Могло ли быть, чтобы смутные и неясные световые ощущения, пробивавшиеся к тёмному мозгу неизвестными путями в те минуты, когда слепой весь трепетал и напрягался навстречу солнечному дню, – теперь, в минуту внезапного экстаза[122], всплыли в мозгу, как проявляющийся туманный негатив?..
И перед незрячими глазами встало синее небо и яркое солнце, и прозрачная река с холмиком, на котором он пережил так много и так часто плакал ещё ребёнком… И потом и мельница, и звёздные ночи, в которые он так мучился, и молчаливая, грустная луна… И пыльный шлях, и линия шоссе, и обозы с сверкающими шинами колёс, и пёстрая толпа, среди которой он сам пел песню слепых…
Или в его мозгу зароились фантастическими призраками неведомые горы, и легли вдаль неведомые равнины, и чудные призрачные деревья качались над гладью неведомых рек, и прозрачное солнце заливало эту картину ярким светом, – солнце, на которое смотрели бесчисленные поколения его предков?
Или всё это роилось бесформенными ощущениями в той глубине тёмного мозга, о которой говорил Максим, и где лучи и звуки откладываются одинаково весельем или грустью, радостью или тоской?..
И он только вспоминал впоследствии стройный аккорд, прозвучавший на мгновение в его душе, – аккорд, в котором сплелись в одно целое все впечатления его жизни, ощущение природы и живая любовь.
Кто знает?
Он помнил только, как на него спустилась эта тайна и как она его оставила. В это последнее мгновение образы-звуки сплелись и смешались, звеня и колеблясь, дрожа и смолкая, как дрожит и смолкает упругая струна: сначала выше и громче, потом всё тише, чуть слышно… Казалось, что-то скатывается по гигантскому радиусу в беспросветную тьму…
Вот оно скатилось и смолкло.
Тьма и молчание… Какие-то смутные призраки пытаются ещё возродиться из глубокого мрака, но они не имеют уже ни формы, ни тона, ни цвета… Только где-то далеко внизу зазвенели переливы гаммы, пёстрыми рядами прорезали тьму и тоже скатились в пространство.
Тогда вдруг внешние звуки достигли его слуха в своей обычной форме. Он будто проснулся, но всё ещё стоял, озарённый и радостный, сжимая руки матери и Максима.
– Что это с тобой? – спросила мать встревоженным голосом.
– Ничего… мне кажется, что я… видел вас всех. Я ведь… не сплю?
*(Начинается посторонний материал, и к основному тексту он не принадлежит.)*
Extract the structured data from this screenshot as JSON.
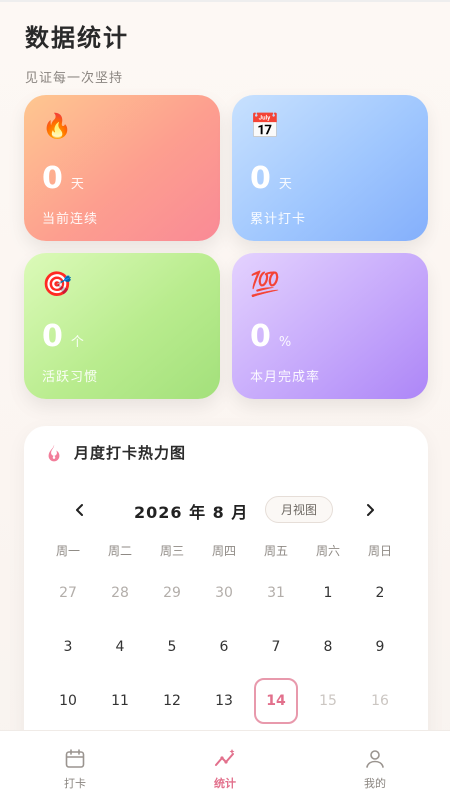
{
  "header": {
    "title": "数据统计",
    "subtitle": "见证每一次坚持"
  },
  "stats": [
    {
      "icon": "fire-icon",
      "emoji": "🔥",
      "value": "0",
      "unit": "天",
      "label": "当前连续"
    },
    {
      "icon": "calendar-icon",
      "emoji": "📅",
      "value": "0",
      "unit": "天",
      "label": "累计打卡"
    },
    {
      "icon": "target-icon",
      "emoji": "🎯",
      "value": "0",
      "unit": "个",
      "label": "活跃习惯"
    },
    {
      "icon": "hundred-icon",
      "emoji": "💯",
      "value": "0",
      "unit": "%",
      "label": "本月完成率"
    }
  ],
  "calendar": {
    "title": "月度打卡热力图",
    "month_label": "2026 年 8 月",
    "view_toggle": "月视图",
    "weekdays": [
      "周一",
      "周二",
      "周三",
      "周四",
      "周五",
      "周六",
      "周日"
    ],
    "days": [
      {
        "d": "27",
        "s": "muted"
      },
      {
        "d": "28",
        "s": "muted"
      },
      {
        "d": "29",
        "s": "muted"
      },
      {
        "d": "30",
        "s": "muted"
      },
      {
        "d": "31",
        "s": "muted"
      },
      {
        "d": "1",
        "s": "normal"
      },
      {
        "d": "2",
        "s": "normal"
      },
      {
        "d": "3",
        "s": "normal"
      },
      {
        "d": "4",
        "s": "normal"
      },
      {
        "d": "5",
        "s": "normal"
      },
      {
        "d": "6",
        "s": "normal"
      },
      {
        "d": "7",
        "s": "normal"
      },
      {
        "d": "8",
        "s": "normal"
      },
      {
        "d": "9",
        "s": "normal"
      },
      {
        "d": "10",
        "s": "normal"
      },
      {
        "d": "11",
        "s": "normal"
      },
      {
        "d": "12",
        "s": "normal"
      },
      {
        "d": "13",
        "s": "normal"
      },
      {
        "d": "14",
        "s": "today"
      },
      {
        "d": "15",
        "s": "future"
      },
      {
        "d": "16",
        "s": "future"
      }
    ],
    "accent_color": "#e2708c"
  },
  "bottom_nav": [
    {
      "label": "打卡",
      "icon": "calendar-icon",
      "active": false
    },
    {
      "label": "统计",
      "icon": "chart-icon",
      "active": true
    },
    {
      "label": "我的",
      "icon": "user-icon",
      "active": false
    }
  ]
}
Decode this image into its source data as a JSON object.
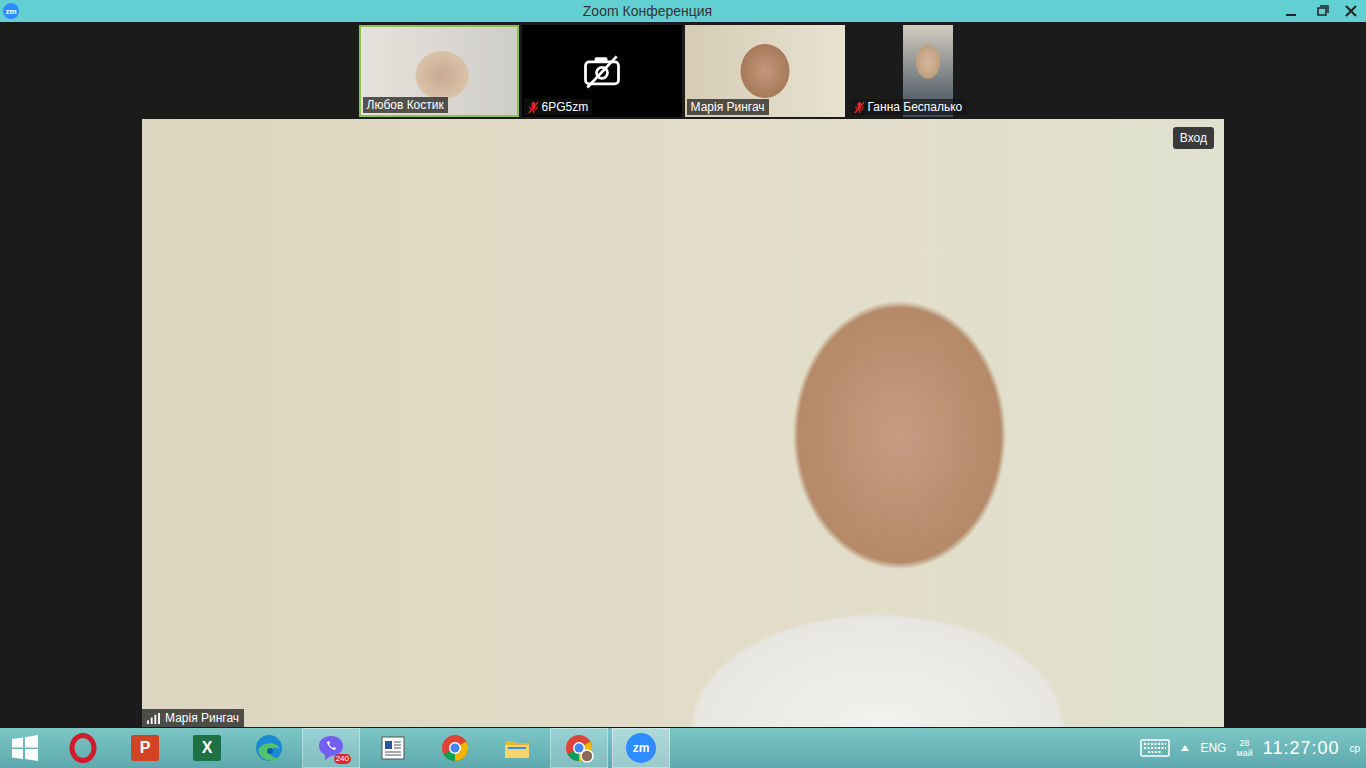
{
  "window": {
    "title": "Zoom Конференция",
    "logo": "zm"
  },
  "participants": [
    {
      "name": "Любов Костик",
      "kind": "video",
      "muted": false,
      "selected": true
    },
    {
      "name": "6PG5zm",
      "kind": "camera-off",
      "muted": true,
      "selected": false
    },
    {
      "name": "Марія Рингач",
      "kind": "video",
      "muted": false,
      "selected": false
    },
    {
      "name": "Ганна Беспалько",
      "kind": "portrait-video",
      "muted": true,
      "selected": false
    }
  ],
  "speaker": {
    "name": "Марія Рингач",
    "enter_button": "Вход"
  },
  "taskbar": {
    "apps": [
      {
        "kind": "start",
        "running": false,
        "active": false
      },
      {
        "kind": "opera",
        "running": false,
        "active": false
      },
      {
        "kind": "powerpoint",
        "glyph": "P",
        "running": false,
        "active": false
      },
      {
        "kind": "excel",
        "glyph": "X",
        "running": false,
        "active": false
      },
      {
        "kind": "edge",
        "running": false,
        "active": false
      },
      {
        "kind": "viber",
        "badge": "240",
        "running": true,
        "active": false
      },
      {
        "kind": "reader",
        "running": false,
        "active": false
      },
      {
        "kind": "chrome",
        "running": false,
        "active": false
      },
      {
        "kind": "explorer",
        "running": false,
        "active": false
      },
      {
        "kind": "chrome-profile",
        "running": true,
        "active": false
      },
      {
        "kind": "zoom",
        "glyph": "zm",
        "running": true,
        "active": true
      }
    ],
    "tray": {
      "language": "ENG",
      "date_day": "28",
      "date_month": "май",
      "time": "11:27:00",
      "weekday": "ср"
    }
  }
}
– А теперь? – взволнованно спросила она. – Помнишь ли ты, будешь ли помнить?
Слепой глубоко вздохнул.
– Нет, – ответил он с усилием. – Но это ничего, потому что… Я отдал всё это… ему… ребёнку и… и всем…
Он пошатнулся и потерял сознание. Его лицо побледнело, но на нём всё ещё блуждал отблеск радостного удовлетворения.
Эпилог
Прошло три года. Многочисленная публика собралась в Киев, во время «Контрактов»[123], слушать оригинального музыканта. Он был слеп, но молва передавала чудеса об его музыкальном таланте и о его личной судьбе. Говорили, будто в детстве он был похищен из зажиточной семьи бандой слепцов, с которыми бродил, пока известный профессор не обратил внимания на его замечательный музыкальный талант. Другие передавали, что он сам ушёл из семьи к нищим из каких-то романтических побуждений. Как бы то ни было, контрактовая зала была набита битком, и сбор (имевший неизвестное публике благотворительное назначение) был полный.
В зале настала глубокая тишина, когда на эстраде появился молодой человек с красивыми большими глазами и бледным лицом. Никто не признал бы его слепым, если б эти глаза не были так неподвижны и если б его не вела молодая белокурая дама, как говорили, жена музыканта.
– Немудрено, что он производит такое потрясающее впечатление, – говорил в толпе какой-то зоил[124] своему соседу. – У него замечательно драматическая наружность.
Действительно, и это бледное лицо с выражением вдумчивого внимания, и неподвижные глаза, и вся его фигура предрасполагали к чему-то особенному, непривычному.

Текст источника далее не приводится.